Anyone could say these words, but not just anyone could say them and have the same impact on me. When James Murphy says this, you hear the blunt truth because you know he is doing it right. He’s always working, always pushing himself. He’s cracked the code, and he’s trying to give us tough love. He knows what he’s doing here, he knows how much it will pain some people to think about how much time they’re wasting not doing what they wish that they could. He knows how many good ideas never end up being fully realized because people are afraid to commit, or too tied up in things that ultimately don’t matter very much.

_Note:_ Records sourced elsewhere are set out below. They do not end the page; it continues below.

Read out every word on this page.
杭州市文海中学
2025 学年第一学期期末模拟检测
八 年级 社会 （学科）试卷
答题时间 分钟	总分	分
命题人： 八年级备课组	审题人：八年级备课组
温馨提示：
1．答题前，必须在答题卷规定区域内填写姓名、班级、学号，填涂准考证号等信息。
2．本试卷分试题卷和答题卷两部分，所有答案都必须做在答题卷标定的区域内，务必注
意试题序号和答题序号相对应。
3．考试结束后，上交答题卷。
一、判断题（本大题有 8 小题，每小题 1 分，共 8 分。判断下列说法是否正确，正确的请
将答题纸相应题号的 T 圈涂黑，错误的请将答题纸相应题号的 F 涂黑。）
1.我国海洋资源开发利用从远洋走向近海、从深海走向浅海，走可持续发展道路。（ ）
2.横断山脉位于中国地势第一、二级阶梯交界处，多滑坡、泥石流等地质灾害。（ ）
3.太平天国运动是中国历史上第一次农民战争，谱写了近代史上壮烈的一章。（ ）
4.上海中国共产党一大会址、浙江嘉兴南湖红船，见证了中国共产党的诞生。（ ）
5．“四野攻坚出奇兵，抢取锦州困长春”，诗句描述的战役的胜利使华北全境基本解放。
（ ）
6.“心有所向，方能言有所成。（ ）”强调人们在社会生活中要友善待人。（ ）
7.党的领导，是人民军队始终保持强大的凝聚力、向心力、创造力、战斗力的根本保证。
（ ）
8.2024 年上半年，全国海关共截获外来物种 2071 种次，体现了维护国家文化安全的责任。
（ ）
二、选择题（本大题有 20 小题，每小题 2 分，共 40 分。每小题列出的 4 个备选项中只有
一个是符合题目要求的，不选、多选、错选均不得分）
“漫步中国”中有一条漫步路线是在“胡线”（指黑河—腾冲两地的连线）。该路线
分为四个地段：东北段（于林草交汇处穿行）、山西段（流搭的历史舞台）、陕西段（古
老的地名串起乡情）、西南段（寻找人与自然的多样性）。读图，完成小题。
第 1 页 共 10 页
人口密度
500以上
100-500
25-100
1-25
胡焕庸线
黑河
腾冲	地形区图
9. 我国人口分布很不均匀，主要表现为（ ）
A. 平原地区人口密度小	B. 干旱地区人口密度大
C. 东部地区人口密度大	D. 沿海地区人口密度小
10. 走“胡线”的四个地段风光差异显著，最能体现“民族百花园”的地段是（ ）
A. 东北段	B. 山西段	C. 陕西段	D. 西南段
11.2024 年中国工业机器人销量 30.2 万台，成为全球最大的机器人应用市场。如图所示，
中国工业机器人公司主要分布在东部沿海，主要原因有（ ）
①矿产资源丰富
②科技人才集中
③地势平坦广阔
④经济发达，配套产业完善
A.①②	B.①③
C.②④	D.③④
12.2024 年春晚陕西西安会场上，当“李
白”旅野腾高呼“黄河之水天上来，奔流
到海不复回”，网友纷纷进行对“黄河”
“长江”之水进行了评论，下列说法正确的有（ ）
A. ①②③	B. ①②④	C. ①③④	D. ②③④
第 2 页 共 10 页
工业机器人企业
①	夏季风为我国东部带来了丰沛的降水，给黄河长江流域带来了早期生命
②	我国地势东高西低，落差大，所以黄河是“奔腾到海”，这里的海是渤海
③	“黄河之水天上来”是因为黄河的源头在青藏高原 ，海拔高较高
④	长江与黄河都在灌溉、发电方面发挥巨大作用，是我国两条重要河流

Listening to the the song without those lines is a small relief, but I am aware that they are gone, so I think about them anyway. I also think about how Murphy is waffling through the whole song, looking at things from multiple perspectives and acknowledging the validity of all of them. These words are a respectful debate going on in his head, spilling out into this song. He goes off on tangents enough times that it’s hard to tell what his main point may have been. He’s exhausted, frustrated by how touring disrupts his life. He’s concerned about using up his desire for discovery. Maybe that’s the point here: You need discovery in your life, but you can’t overload on it. It has to be meaningful. It needs context. It has to take you by surprise. You waste your time, and that’s a crime, but it sets you up for discovery, discovery, discovery, discovery. There just has to be a first step between passivity and the thrill of new things.